Further benchmark 23 will not be run in future. Maybe I'll move the real slow frameworks into a new folder (slow_frameworks). Slow would be a factor > 3.

krausest avatar Oct 19 '25 18:10 krausest

Chrome 142 results are published. Total duration was 12:54 for the keyed implementations (non-keyed is already performed in a separate run). I skipped the memory benchmarks 23 (update rows) and 26 (create 10k rows). Maybe I'll benchmark 26 run it later just to see how long it takes.

Duration for chrome 142 keyed results:

Image

I was surprised to see that select row takes as long as create 10k rows. Maybe I can cut warmup a bit... Update: Just to remind myself: We're performing 25 runs for select 1k and 15 for the other benchmarks. vanillajs takes 96% of the time with just a single warmup select click. Not worth optimizing.

TODOs:

  • [ ] measure duration for the slowest implementations
  • [ ] maybe skip 07 (create 10k) and 02 (replace)

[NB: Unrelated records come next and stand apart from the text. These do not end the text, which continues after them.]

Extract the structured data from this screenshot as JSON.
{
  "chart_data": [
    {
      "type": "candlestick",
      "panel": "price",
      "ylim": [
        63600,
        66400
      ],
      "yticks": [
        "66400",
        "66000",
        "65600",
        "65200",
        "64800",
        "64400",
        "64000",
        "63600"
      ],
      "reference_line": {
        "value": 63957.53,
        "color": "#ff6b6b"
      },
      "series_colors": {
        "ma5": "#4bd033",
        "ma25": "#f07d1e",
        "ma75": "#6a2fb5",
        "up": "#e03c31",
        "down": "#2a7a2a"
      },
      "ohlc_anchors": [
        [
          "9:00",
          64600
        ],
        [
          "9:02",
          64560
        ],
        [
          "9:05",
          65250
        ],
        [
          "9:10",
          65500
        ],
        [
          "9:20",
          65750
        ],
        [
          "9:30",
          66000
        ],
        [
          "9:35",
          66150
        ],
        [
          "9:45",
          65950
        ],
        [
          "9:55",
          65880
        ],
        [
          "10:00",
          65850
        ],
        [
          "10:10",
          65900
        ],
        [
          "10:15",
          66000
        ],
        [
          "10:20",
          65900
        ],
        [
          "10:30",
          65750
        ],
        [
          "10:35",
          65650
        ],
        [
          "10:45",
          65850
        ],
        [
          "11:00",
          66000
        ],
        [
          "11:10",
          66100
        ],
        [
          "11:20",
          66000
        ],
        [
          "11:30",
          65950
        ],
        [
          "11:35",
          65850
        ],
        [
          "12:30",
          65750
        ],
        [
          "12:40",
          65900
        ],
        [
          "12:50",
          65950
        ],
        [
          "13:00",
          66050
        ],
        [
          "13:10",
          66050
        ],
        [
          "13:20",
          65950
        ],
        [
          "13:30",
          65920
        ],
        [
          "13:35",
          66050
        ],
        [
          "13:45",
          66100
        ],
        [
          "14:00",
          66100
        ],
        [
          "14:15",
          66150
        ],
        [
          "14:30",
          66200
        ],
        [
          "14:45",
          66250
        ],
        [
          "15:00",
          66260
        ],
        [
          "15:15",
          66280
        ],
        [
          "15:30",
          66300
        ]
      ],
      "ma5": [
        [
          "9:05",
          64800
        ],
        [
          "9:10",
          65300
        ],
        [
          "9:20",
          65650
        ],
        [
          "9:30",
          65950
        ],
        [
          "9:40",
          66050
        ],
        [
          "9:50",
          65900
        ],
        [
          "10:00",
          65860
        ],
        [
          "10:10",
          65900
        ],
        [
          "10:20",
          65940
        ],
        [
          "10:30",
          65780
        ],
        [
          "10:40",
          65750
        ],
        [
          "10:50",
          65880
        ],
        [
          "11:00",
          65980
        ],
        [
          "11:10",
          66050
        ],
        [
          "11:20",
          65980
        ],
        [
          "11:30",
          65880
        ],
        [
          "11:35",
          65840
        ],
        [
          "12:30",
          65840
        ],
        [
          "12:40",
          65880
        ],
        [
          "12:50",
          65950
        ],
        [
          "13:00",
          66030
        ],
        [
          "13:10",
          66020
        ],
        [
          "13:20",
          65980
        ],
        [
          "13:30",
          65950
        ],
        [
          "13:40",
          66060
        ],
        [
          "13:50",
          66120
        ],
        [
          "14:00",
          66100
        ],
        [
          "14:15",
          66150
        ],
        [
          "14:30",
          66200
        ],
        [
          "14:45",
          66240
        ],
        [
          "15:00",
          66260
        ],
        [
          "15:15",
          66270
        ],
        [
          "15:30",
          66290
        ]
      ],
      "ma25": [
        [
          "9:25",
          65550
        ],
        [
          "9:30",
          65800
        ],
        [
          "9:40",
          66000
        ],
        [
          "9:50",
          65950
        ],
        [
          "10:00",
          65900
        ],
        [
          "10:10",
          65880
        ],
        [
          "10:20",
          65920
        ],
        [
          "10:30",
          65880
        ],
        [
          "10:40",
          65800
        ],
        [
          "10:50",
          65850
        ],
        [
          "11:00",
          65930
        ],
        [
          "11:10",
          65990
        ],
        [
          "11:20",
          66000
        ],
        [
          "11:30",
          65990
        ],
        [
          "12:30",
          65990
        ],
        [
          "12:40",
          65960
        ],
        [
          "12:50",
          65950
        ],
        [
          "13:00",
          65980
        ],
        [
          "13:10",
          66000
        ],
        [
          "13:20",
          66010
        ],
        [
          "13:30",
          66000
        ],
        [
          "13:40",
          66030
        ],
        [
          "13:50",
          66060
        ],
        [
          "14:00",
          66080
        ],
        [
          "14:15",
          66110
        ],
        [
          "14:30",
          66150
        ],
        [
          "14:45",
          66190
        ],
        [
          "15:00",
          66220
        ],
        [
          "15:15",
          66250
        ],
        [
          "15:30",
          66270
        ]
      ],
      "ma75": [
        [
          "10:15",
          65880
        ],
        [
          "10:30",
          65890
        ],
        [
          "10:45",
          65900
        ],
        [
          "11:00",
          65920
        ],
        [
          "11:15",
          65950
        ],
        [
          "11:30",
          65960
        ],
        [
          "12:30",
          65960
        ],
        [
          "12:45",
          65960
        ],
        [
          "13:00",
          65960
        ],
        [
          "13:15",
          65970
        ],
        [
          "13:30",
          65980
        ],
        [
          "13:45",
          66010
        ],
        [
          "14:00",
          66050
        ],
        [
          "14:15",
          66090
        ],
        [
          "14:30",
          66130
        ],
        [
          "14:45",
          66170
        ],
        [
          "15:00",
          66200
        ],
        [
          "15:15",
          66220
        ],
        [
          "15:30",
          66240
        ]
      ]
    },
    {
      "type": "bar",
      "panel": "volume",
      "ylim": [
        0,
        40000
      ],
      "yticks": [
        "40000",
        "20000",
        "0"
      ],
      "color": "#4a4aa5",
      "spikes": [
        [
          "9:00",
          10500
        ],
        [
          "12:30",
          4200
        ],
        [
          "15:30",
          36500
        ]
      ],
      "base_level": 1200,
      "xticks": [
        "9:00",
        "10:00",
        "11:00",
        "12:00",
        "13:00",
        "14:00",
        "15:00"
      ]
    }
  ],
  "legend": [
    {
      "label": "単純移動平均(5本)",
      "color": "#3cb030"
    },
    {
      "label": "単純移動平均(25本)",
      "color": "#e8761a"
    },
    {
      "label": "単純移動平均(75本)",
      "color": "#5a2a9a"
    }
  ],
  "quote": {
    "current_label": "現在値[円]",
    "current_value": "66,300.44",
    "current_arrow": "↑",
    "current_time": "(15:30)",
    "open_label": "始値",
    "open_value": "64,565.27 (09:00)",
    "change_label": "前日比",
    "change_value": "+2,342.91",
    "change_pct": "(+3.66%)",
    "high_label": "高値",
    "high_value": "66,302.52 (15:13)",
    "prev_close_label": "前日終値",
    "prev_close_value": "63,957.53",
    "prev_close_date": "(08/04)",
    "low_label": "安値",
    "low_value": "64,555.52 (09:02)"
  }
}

krausest avatar Nov 01 '25 18:11 krausest

One thing you could probably do is just not run benchmarks for frameworks that capture note 772 – other than the vanilla benchmark runs. I still don't even really know why they're included on the benchmark as they're not really benchmarking anything useful (excluding some WASM libraries, but they have no real alternative I guess?)

I also feel like the multiple variants of using a single framework with different state management libraries is overkill – reducing that to a few variants would also dramatically reduce overhead. The same goes with Svelte classic – just get rid of it, it doesn't add any real value.

trueadm avatar Nov 07 '25 22:11 trueadm

I'm in the midst of running chrome 143 and found the following pretty interesting: Image The chart shows how long all CPU benchmarks for a framework take relative to vanillajs including all browser starting ("gross" duration in contract to the "net" duration measured in the results). The "gross" results are so much lower than expected ("net" duration for blazor is >5 slower than vanilla js, but the "gross" duration for blazor is just ~1.4 as long and qwik takes even longer. This is due to starting the browser, opening the page and waiting for the page to be ready and performing the warmup runs).

krausest avatar Dec 08 '25 19:12 krausest

Measurement context totally changes the meaning of the numbers, and your observation actually lines up with real life, even down at the subatomic level: "How fast is the boson moving once the collider is already running at full power?" ("net") vs "How long does it take to build the collider, power it on, stabilize the beams, AND then measure the boson speed?" ("gross") 🙂

syduki avatar Dec 08 '25 22:12 syduki

Yes, maybe I could have put it simpler: Skipping the slowest frameworks doesn't help over-proportionally due to the overhead of running the benchmark.

krausest avatar Dec 09 '25 11:12 krausest